Ann Arbor Biz News: Ann Arbor, Michigan business news for businesses in metropolitan Detroit

Domino’s Pizza Struggles - Reports 1Q 2008 Results

ANN ARBOR, Mich., April 29 /PRNewswire-FirstCall/ — Domino’s Pizza, Inc. (NYSE: DPZ), the recognized world leader in pizza delivery, today announced results for the first quarter ended March 23, 2008. Net income was up 68% versus the prior year, due primarily to recapitalization expenses incurred during the first quarter of 2007, offset in part by continued challenges in the domestic environment and resulting domestic supply chain volume decreases. The International division continued its strong performance, posting its 57th consecutive quarter of same store sales growth, up 8.8% during the first quarter of 2008.

David A. Brandon, Domino’s Chairman and Chief Executive Officer, said: “Reversing the negative traffic trends in our domestic business is our highest priority. We’re taking aggressive action to create a stronger value positioning for our brand, while testing a number of additions to our menu that will allow us to compete more effectively in dayparts other than just dinner. We’re also implementing pricing strategies to attract lower ticket customers — a segment we’ve left behind in the recent past as we dramatically increased our prices. And, we’re upgrading our franchisee system by identifying weak operators and facilitating the sale of their stores to stronger operators. Our activity level is high…as is our passion for restoring our positive sales trends in our domestic business.”

Brandon added, “We continue to be very pleased with the growth and expansion of our international business. And, I am also proud of the work we have done to reduce our G&A spending during this difficult period of cost inflation and soft domestic sales. The bottom line: despite numerous negative influences hitting our business all at once, our ability to produce plentiful free cash flow remains strong — $16.8 million in the first quarter. We continue to use this cash to fund an aggressive share repurchase program, which we currently feel provides the greatest benefit to our shareholders.”

Conference Call Information

The Company plans to file its quarterly report on Form 10-Q this morning. Additionally, as previously announced, Domino’s Pizza, Inc. will hold a conference call today at 11 a.m. (Eastern) to review its first quarter 2008 financial results. The call can be accessed by dialing (888) 306-6182 (U.S./Canada) or (706) 634-4947 (International). Ask for the Domino’s Pizza conference call. The call will also be web cast at www.dominos.com. If you are unable to participate on the call, a replay will be available for thirty days by dialing (800) 642-1687 (U.S./Canada) or (706) 645-9291 (International), Conference ID 20162114. The web cast will also be archived for 30 days on www.dominosbiz.com.

Share Repurchases

During the first quarter of 2008, the Company repurchased and retired approximately 1.4 million shares of its common stock under an open market share repurchase program for $18.4 million, or an average price of $13.05 per share. The Company has used approximately 36% of the total amount authorized under its open market share repurchase program.

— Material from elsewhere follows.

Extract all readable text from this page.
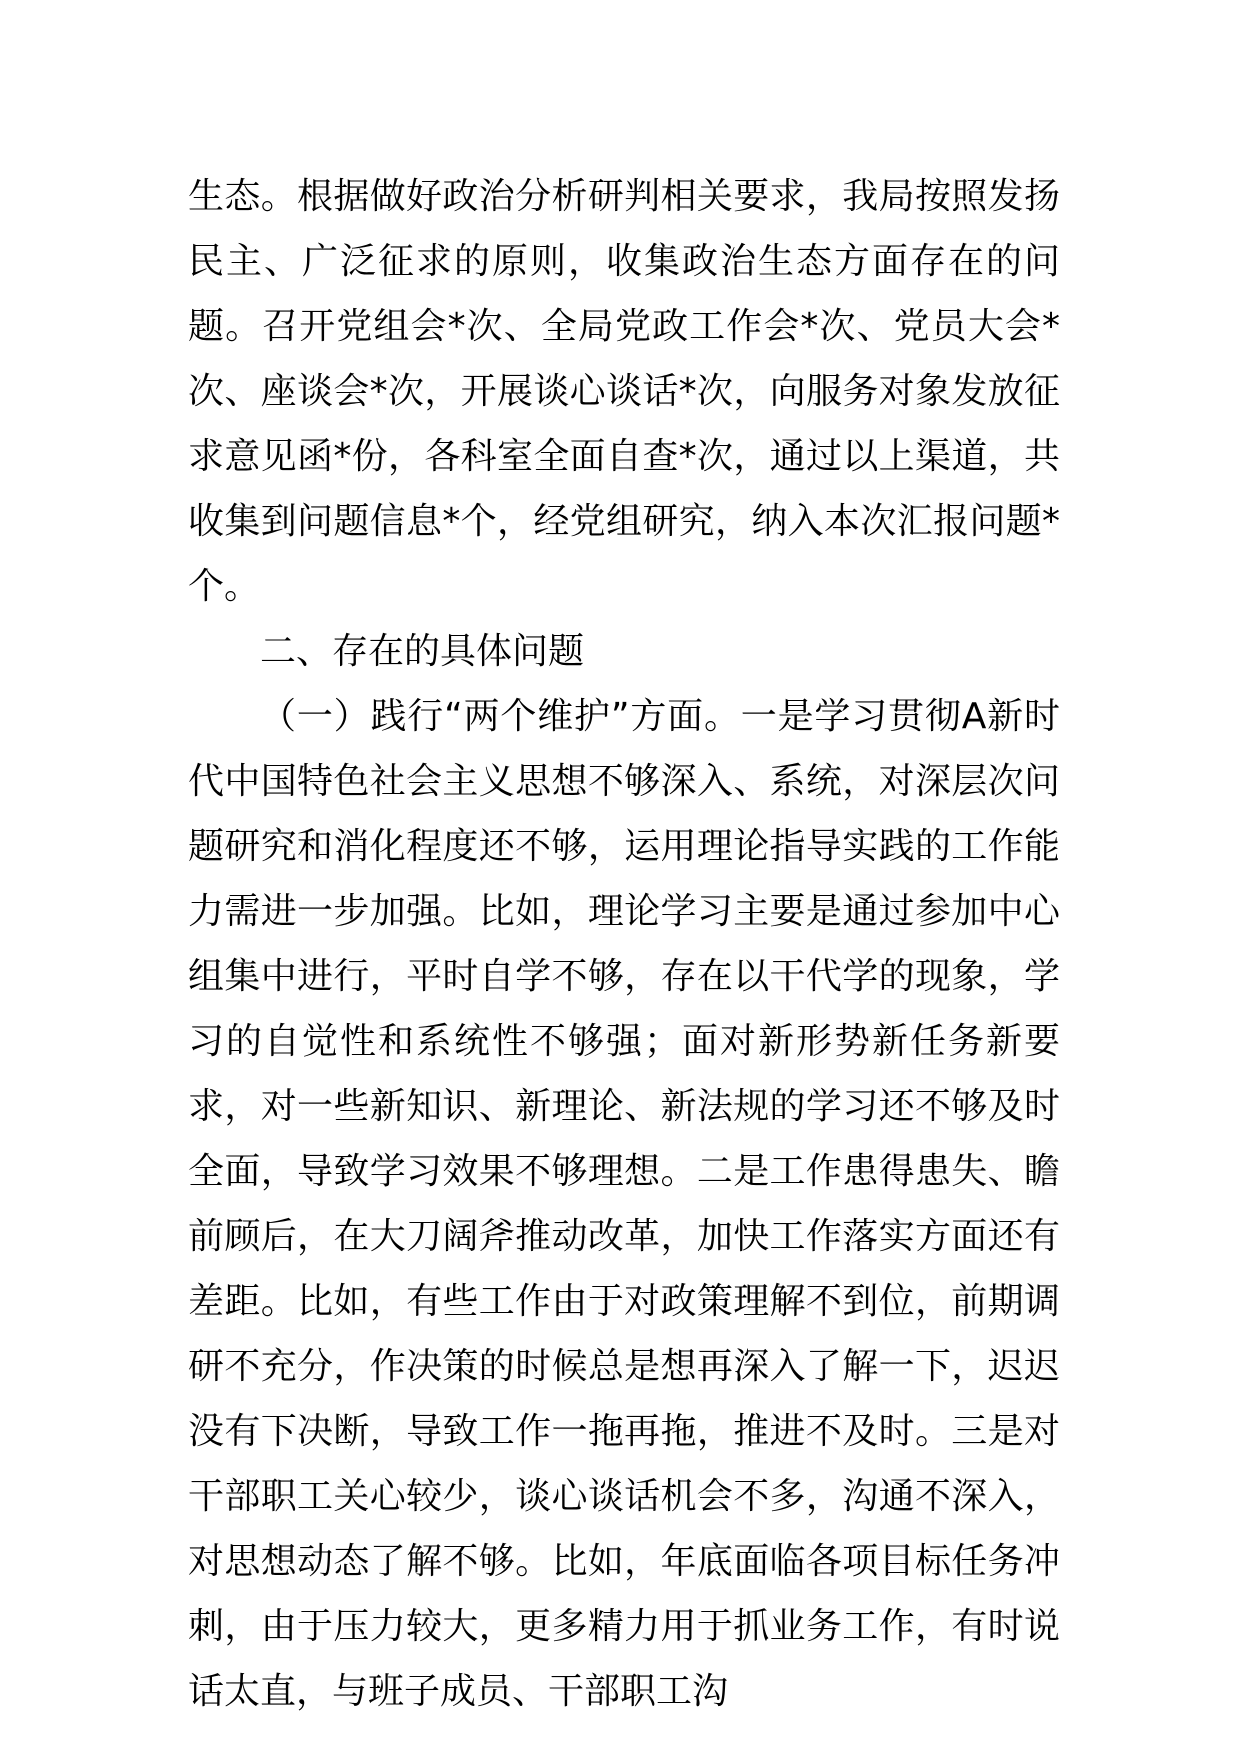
生态。根据做好政治分析研判相关要求，我局按照发扬民主、广泛征求的原则，收集政治生态方面存在的问题。召开党组会*次、全局党政工作会*次、党员大会*次、座谈会*次，开展谈心谈话*次，向服务对象发放征求意见函*份，各科室全面自查*次，通过以上渠道，共收集到问题信息*个，经党组研究，纳入本次汇报问题*个。

二、存在的具体问题

（一）践行“两个维护”方面。一是学习贯彻A新时代中国特色社会主义思想不够深入、系统，对深层次问题研究和消化程度还不够，运用理论指导实践的工作能力需进一步加强。比如，理论学习主要是通过参加中心组集中进行，平时自学不够，存在以干代学的现象，学习的自觉性和系统性不够强；面对新形势新任务新要求，对一些新知识、新理论、新法规的学习还不够及时全面，导致学习效果不够理想。二是工作患得患失、瞻前顾后，在大刀阔斧推动改革，加快工作落实方面还有差距。比如，有些工作由于对政策理解不到位，前期调研不充分，作决策的时候总是想再深入了解一下，迟迟没有下决断，导致工作一拖再拖，推进不及时。三是对干部职工关心较少，谈心谈话机会不多，沟通不深入，对思想动态了解不够。比如，年底面临各项目标任务冲刺，由于压力较大，更多精力用于抓业务工作，有时说话太直，与班子成员、干部职工沟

Sale of Certain Company-Owned Stores

During the first quarter of 2008, the Company announced it had agreements in place to sell approximately 60 Company-owned stores in California and Georgia in a series of transactions primarily with current franchisees. During the first quarter of 2008, the Company completed the sale of 29 of these stores. The Company recognized a pre-tax gain on the sale of the related assets of approximately $4.2 million. This pre-tax gain was recorded in general and administrative expense. The Company anticipates that the sale of nearly all of the remaining stores will be completed by the end of the second quarter of 2008.

Restructuring Action

During the first quarter of 2008, the Company announced and executed a plan to eliminate approximately 55 positions that were primarily administrative in nature. In connection with this plan, and other restructuring actions related to the sale of the aforementioned stores, the Company incurred expenses of approximately $1.4 million during the first quarter of 2008, which were included in general and administrative expense.

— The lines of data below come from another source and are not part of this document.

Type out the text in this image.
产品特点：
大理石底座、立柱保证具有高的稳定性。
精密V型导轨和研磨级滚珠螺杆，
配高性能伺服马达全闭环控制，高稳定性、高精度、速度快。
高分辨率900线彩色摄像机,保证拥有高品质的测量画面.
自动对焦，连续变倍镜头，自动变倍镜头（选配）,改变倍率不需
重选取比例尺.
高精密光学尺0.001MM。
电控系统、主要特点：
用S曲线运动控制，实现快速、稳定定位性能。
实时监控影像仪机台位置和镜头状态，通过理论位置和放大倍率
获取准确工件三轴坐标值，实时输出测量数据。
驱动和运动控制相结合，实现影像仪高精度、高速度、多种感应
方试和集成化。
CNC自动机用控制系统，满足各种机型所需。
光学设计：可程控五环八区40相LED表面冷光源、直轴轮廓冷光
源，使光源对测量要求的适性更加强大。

Items Affecting Comparability

The Company’s reported financial results for the first quarter of 2008 are not comparable to the reported financial results in the prior year period. The table below presents certain items that affect comparability between our 2008 and 2007 financial results. Management believes that including such information is critical to the understanding of our financial results for the first quarter of 2008 as compared to the same period in 2007 (See the Comments on Regulation G section).

In addition to the items noted in the table below, the Company’s 2007 recapitalization had a significant impact on ongoing interest expense as a result of higher debt levels. This impacts comparability to periods in the prior year. The increase in ongoing interest expense resulted in a decrease in diluted EPS of approximately $0.14 in the first quarter of 2008 versus the first quarter of 2007.

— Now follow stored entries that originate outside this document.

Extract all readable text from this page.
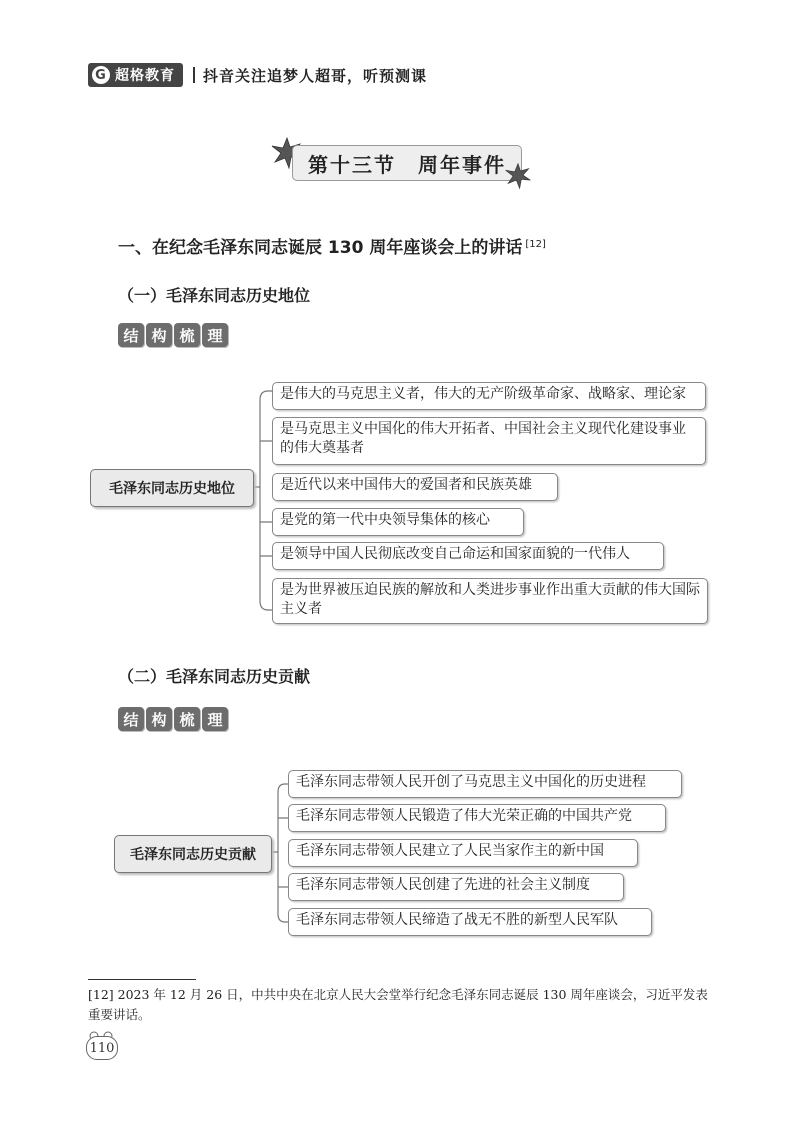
G 超格教育 抖音关注追梦人超哥，听预测课
第十三节 周年事件
一、在纪念毛泽东同志诞辰 130 周年座谈会上的讲话 [12]
（一）毛泽东同志历史地位
结 构 梳 理
毛泽东同志历史地位
是伟大的马克思主义者，伟大的无产阶级革命家、战略家、理论家
是马克思主义中国化的伟大开拓者、中国社会主义现代化建设事业的伟大奠基者
是近代以来中国伟大的爱国者和民族英雄
是党的第一代中央领导集体的核心
是领导中国人民彻底改变自己命运和国家面貌的一代伟人
是为世界被压迫民族的解放和人类进步事业作出重大贡献的伟大国际主义者
（二）毛泽东同志历史贡献
结 构 梳 理
毛泽东同志历史贡献
毛泽东同志带领人民开创了马克思主义中国化的历史进程
毛泽东同志带领人民锻造了伟大光荣正确的中国共产党
毛泽东同志带领人民建立了人民当家作主的新中国
毛泽东同志带领人民创建了先进的社会主义制度
毛泽东同志带领人民缔造了战无不胜的新型人民军队
[12] 2023 年 12 月 26 日，中共中央在北京人民大会堂举行纪念毛泽东同志诞辰 130 周年座谈会，习近平发表重要讲话。
110
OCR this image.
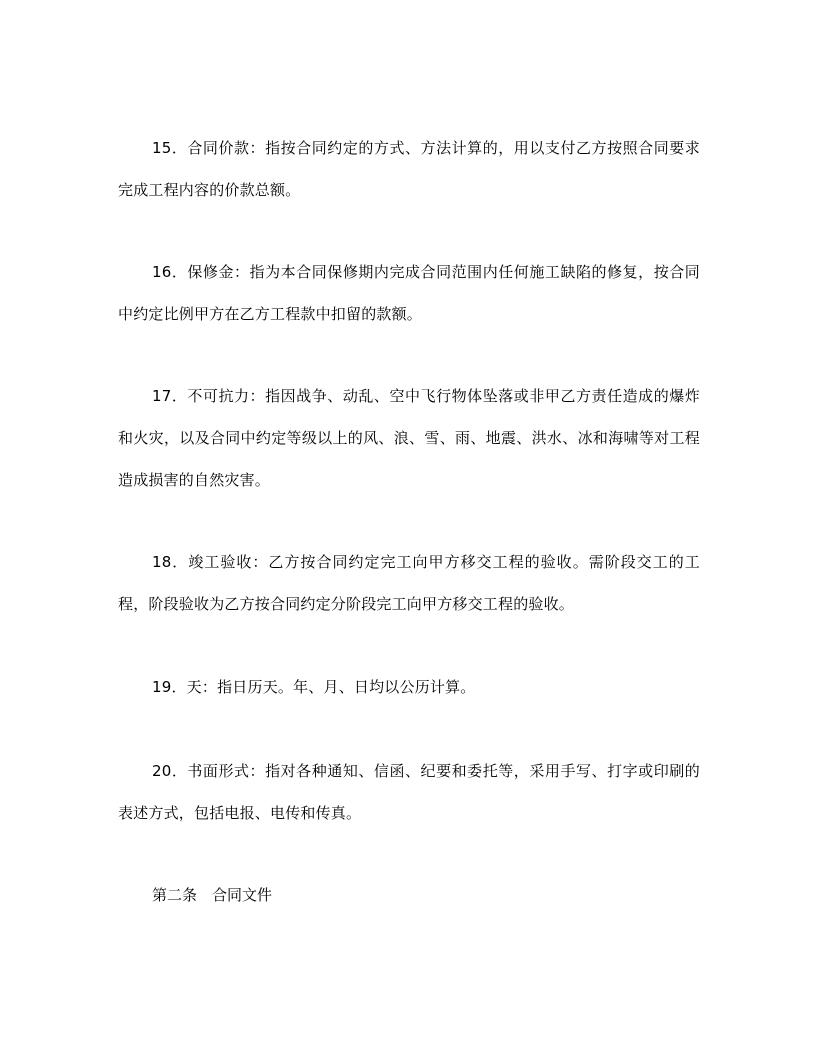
15．合同价款：指按合同约定的方式、方法计算的，用以支付乙方按照合同要求完成工程内容的价款总额。

16．保修金：指为本合同保修期内完成合同范围内任何施工缺陷的修复，按合同中约定比例甲方在乙方工程款中扣留的款额。

17．不可抗力：指因战争、动乱、空中飞行物体坠落或非甲乙方责任造成的爆炸和火灾，以及合同中约定等级以上的风、浪、雪、雨、地震、洪水、冰和海啸等对工程造成损害的自然灾害。

18．竣工验收：乙方按合同约定完工向甲方移交工程的验收。需阶段交工的工程，阶段验收为乙方按合同约定分阶段完工向甲方移交工程的验收。

19．天：指日历天。年、月、日均以公历计算。

20．书面形式：指对各种通知、信函、纪要和委托等，采用手写、打字或印刷的表述方式，包括电报、电传和传真。

第二条　合同文件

The Company’s cash borrowing rate for the first quarter of 2008 was 6.1%. The Company incurred $3.5 million in capital expenditures during the first quarter of 2008 versus $3.6 million in the first quarter of the prior year.

The Company’s free cash flow, as reconciled below to cash flows from operations as determined under generally accepted accounting principles, was $16.8 million in the first quarter of 2008.